Sarah Fletcher: our education system is ‘not fit for purpose’

by Chris Jackson

Sarah Fletcher

I would like to conjure two images for you.  The first is of an imaginary workplace of the future:  there is space for quiet working and areas for meetings and collaboration too. There are powerful computers that drive new technologies and leverage augmented reality. Technology to break down geographical divisions is on display, with digital, connected whiteboards to share ideas simply and effectively.

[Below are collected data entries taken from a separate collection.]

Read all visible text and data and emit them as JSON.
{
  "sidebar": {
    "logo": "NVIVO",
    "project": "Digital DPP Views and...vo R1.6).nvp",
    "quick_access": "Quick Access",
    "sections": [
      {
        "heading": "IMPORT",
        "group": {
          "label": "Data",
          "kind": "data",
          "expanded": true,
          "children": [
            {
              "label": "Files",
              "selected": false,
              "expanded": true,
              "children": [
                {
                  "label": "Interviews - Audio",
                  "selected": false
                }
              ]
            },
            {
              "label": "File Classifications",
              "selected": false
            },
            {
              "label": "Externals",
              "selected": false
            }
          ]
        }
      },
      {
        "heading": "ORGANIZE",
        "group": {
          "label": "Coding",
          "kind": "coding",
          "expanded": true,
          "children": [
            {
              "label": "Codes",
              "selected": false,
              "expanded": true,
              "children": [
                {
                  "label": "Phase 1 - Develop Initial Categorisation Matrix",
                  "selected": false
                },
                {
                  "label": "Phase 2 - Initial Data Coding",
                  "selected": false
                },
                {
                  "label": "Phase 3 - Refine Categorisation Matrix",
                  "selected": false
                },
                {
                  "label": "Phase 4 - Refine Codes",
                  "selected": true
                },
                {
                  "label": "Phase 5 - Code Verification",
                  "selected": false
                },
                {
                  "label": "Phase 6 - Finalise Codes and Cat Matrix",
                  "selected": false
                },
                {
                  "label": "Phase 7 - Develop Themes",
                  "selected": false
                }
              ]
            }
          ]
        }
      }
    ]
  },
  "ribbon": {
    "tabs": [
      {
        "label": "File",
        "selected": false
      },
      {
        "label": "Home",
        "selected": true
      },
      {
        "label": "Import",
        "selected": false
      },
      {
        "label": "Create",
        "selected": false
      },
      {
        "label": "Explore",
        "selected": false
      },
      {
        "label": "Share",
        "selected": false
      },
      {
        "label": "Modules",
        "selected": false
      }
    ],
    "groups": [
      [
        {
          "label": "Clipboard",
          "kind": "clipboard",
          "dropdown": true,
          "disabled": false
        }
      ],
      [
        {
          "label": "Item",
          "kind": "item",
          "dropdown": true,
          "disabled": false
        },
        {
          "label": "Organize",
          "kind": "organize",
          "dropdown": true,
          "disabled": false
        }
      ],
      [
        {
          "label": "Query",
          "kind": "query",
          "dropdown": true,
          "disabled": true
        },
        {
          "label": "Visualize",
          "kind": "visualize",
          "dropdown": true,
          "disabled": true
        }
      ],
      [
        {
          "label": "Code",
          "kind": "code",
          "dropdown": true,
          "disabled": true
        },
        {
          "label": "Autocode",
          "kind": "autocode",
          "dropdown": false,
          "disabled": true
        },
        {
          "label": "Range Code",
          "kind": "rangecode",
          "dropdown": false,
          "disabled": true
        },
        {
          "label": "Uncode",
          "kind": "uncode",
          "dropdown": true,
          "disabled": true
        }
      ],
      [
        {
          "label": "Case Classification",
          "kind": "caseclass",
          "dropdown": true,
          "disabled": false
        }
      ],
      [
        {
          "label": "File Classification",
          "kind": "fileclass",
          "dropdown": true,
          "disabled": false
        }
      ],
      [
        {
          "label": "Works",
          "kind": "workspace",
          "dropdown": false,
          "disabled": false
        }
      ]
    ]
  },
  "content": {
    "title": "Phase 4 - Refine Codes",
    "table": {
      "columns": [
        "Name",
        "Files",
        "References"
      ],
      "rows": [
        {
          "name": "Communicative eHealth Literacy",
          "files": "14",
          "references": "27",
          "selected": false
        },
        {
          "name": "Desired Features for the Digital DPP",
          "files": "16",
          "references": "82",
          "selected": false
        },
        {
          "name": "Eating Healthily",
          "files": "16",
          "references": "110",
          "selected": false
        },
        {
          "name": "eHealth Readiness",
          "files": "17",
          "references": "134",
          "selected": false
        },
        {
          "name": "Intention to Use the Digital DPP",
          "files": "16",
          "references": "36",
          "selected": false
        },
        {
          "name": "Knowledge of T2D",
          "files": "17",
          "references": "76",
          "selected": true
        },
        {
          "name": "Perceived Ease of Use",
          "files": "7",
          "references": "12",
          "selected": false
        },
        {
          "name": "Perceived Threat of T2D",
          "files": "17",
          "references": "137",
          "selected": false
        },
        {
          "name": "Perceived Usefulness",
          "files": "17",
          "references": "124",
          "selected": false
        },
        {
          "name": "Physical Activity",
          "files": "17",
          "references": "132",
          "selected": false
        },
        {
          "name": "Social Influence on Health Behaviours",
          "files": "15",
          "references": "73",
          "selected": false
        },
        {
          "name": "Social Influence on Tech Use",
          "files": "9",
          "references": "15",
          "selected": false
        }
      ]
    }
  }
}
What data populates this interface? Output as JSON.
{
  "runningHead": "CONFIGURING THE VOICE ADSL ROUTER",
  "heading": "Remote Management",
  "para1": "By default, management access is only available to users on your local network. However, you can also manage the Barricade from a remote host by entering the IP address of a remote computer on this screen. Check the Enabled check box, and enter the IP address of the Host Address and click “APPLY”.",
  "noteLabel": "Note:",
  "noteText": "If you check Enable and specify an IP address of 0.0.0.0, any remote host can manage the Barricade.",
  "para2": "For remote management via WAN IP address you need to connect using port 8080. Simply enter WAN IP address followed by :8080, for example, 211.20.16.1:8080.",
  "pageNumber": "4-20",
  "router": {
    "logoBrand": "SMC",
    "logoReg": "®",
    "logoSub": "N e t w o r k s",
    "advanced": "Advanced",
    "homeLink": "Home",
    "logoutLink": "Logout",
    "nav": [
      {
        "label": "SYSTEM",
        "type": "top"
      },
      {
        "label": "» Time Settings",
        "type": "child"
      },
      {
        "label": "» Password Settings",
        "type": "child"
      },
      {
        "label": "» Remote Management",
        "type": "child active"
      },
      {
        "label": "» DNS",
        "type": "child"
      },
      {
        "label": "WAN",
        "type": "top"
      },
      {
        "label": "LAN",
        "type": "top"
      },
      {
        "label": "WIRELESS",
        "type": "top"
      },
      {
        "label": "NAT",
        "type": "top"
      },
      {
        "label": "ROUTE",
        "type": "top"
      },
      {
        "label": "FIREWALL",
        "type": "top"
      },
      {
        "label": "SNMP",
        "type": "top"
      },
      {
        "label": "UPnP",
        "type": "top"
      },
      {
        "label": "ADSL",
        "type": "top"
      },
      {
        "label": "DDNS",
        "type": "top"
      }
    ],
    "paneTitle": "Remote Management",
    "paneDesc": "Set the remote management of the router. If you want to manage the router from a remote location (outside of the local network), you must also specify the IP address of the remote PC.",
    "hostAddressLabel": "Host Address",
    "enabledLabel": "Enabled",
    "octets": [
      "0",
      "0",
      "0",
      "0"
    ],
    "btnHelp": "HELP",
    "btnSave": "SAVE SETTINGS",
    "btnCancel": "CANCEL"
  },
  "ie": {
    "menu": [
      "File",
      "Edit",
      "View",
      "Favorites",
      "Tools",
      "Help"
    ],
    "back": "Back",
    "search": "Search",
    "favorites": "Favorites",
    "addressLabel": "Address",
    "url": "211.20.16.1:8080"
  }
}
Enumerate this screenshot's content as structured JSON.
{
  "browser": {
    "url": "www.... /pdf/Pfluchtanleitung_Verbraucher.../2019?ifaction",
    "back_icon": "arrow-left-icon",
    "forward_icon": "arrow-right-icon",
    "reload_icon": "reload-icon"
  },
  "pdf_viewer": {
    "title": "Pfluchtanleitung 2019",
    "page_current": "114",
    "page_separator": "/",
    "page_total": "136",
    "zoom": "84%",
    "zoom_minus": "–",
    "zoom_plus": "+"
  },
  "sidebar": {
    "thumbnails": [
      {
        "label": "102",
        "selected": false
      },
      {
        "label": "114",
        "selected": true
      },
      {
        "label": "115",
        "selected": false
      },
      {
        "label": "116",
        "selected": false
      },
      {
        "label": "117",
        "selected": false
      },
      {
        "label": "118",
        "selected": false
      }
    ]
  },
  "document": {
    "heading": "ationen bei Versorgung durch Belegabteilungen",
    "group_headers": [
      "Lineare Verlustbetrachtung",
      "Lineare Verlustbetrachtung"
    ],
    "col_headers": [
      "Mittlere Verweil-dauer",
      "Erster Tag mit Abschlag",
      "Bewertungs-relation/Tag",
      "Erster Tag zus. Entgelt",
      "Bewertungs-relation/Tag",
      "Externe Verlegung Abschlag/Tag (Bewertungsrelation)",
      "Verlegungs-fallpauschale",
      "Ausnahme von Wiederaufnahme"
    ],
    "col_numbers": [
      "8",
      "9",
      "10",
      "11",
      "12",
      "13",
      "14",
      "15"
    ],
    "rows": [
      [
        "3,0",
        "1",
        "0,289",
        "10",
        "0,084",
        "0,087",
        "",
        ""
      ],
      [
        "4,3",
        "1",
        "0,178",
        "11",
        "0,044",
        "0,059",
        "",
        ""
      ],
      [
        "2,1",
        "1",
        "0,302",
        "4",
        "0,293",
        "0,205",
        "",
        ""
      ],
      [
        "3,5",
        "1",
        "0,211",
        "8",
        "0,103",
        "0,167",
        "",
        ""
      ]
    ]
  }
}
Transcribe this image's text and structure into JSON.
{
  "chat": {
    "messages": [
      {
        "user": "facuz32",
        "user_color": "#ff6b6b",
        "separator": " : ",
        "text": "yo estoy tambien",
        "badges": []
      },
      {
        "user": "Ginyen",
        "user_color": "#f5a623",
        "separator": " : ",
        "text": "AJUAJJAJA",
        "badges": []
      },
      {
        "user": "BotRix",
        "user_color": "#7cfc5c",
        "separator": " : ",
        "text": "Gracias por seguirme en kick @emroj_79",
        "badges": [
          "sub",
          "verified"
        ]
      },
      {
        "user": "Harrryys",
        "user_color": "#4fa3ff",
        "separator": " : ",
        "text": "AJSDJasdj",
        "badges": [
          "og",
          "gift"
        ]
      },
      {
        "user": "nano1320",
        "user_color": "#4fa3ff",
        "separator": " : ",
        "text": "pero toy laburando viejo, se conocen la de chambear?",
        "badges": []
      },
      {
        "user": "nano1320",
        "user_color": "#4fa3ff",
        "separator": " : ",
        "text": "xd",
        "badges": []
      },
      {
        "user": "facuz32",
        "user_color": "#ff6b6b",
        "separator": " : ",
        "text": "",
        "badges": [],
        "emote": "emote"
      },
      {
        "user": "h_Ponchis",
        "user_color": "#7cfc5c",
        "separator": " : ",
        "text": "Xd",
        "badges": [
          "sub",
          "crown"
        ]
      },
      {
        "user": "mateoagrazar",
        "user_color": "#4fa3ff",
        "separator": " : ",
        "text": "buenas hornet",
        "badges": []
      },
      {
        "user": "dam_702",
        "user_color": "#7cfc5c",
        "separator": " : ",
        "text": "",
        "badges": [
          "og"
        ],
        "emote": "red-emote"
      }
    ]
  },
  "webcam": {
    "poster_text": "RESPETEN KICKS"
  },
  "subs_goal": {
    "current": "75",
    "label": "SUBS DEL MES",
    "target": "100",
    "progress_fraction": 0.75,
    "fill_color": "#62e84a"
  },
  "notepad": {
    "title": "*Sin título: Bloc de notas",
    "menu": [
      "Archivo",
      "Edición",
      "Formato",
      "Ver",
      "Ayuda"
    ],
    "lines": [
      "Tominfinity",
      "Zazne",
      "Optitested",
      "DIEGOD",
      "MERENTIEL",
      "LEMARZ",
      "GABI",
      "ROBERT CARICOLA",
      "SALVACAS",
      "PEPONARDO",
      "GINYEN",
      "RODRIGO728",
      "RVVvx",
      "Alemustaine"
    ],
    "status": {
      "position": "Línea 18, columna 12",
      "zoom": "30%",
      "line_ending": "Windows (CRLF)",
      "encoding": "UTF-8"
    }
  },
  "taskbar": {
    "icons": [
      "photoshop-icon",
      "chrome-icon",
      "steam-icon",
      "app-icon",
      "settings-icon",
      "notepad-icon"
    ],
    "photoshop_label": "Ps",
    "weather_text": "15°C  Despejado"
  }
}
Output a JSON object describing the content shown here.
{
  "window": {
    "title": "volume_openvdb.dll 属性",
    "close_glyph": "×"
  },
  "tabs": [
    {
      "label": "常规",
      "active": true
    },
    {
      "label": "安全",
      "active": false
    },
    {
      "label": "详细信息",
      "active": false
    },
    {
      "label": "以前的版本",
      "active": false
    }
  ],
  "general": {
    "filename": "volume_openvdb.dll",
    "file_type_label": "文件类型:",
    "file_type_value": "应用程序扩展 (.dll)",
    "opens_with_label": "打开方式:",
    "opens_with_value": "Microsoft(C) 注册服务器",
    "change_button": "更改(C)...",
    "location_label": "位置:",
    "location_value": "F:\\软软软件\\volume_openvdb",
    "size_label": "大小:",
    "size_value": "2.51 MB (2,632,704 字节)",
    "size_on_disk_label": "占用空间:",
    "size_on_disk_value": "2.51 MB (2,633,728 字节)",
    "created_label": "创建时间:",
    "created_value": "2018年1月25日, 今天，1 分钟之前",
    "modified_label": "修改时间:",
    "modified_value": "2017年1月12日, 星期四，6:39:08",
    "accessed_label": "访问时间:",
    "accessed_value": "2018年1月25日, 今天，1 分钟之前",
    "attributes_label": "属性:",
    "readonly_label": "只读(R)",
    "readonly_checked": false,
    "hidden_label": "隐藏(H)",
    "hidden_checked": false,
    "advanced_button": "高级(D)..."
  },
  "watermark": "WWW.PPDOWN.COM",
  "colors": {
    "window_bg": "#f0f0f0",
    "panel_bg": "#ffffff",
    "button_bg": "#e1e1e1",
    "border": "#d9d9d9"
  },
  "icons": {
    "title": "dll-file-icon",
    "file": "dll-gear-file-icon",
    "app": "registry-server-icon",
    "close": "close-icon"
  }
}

Teams of people, diverse in background and skills, are working together both in person and virtually.  Refreshment is readily available to break up routines, inspire impromptu conversation, seed fresh thoughts, and allow tired brains a rest. There are deadlines to work to, but it is accepted that new ideas can be messy and that there will be risk. It is better to try something and fail early than not to try it at all is the mantra; it helps to avoid unnecessary time waste and cost. There are other rooms too – places of equal importance. They are for those with the technical, computational, or practical expertise to translate ideas into practice, to prototype, and make, iterate and refine. Entrepreneurship is encouraged and valued. Respect is the overriding concern, respect for those you work with and for the wider audience you wish to reach, respect for the environment and for society too. These are the spaces in which problems will be dissected, analysed, and solved and in which the future will be created – where head, hand and heart meet.  

Now we see an exam room: desks separated, rigidly aligned, front-facing. Collaboration is forbidden, breaks are supervised; notes and research are left at the door. Access to the outside world has been disabled with mobile devices confiscated and turned off, watches removed. Only pens, transparent pencil cases and paper can be seen. Those with dispensation to use computers are confined to another room.  The task is strictly timed to suit a fixed approach. An “off day” is not to be countenanced and there is only one chance to get it right. The questions are the same for everyone and the answers are predetermined too, with the highest reward reserved for those who most nearly hit the mark.

The contrast is stark. There is, of course, a place for exams. The ability to work under pressure is important. They can act as a powerful motivator and memory is a muscle we need to learn how to flex. But over the past few years, and in the name of rigour, we have added and added again to the things we must learn and assess. Rote learning has taken root, and stress levels have risen inexorably. The need for mass-produced tests and the chimeric search for “reliable” grades has driven out the open-ended questions that might invite deep thinking, support a growth mindset, and encourage fresh ideas.

We now reward conformity and fixed thinking instead – and at a time when adaptability and initiative are so necessary in the workplace. An algorithm fixes the bell curve of achievement and condemns a third of all students to fail the most basic of requirements in English and maths, a failure that impacts significantly their life chances. The favour given to academic subjects over technical, vocational, creative, and practical skills has disempowered segments of the community and diminished opportunity in precisely those occupations that are so badly needed. The EBacc is much at fault. Its myopic focus on English, maths, science, a language and a humanity has all-but driven out the creative and performing arts, and technology has been another casualty too.

It is time we looked again at those things we value most, the skills we wish to develop, and the knowledge we want to impart. A slimmer curriculum with more open-ended questions and variety in assessed tasks would broaden opportunity for creative, collaborative enquiry, adventure, exploration, and experimentation, and would encourage students with different skillsets to shine. Technology needs harnessing to break down societal, economic and geographic divisions. Investment needs to prioritise those at risk of falling through the cracks. Partnerships between schools, both independent and maintained, with business and industry should be developed and supported.

Meanwhile, teacher training should be advanced to meet the new demands and career development. Adaptive testing and AI could personalise learning to support and address classroom differentiation; digital resourcefulness needs embedding as the fourth “R” in the toolbox of essential skills. The classroom of the future could be an exciting place, rigorous and demanding, collaborative, creative, curious, and individually affirming and rewarding too.If employers increasingly disregard GCSEs and even A-levels as measures of future employability, and feel the need to train new employees in the basics of collaborative and complex problem-solving skills, it is in honest recognition that our current assessment is not fit for purpose in a new and changing world.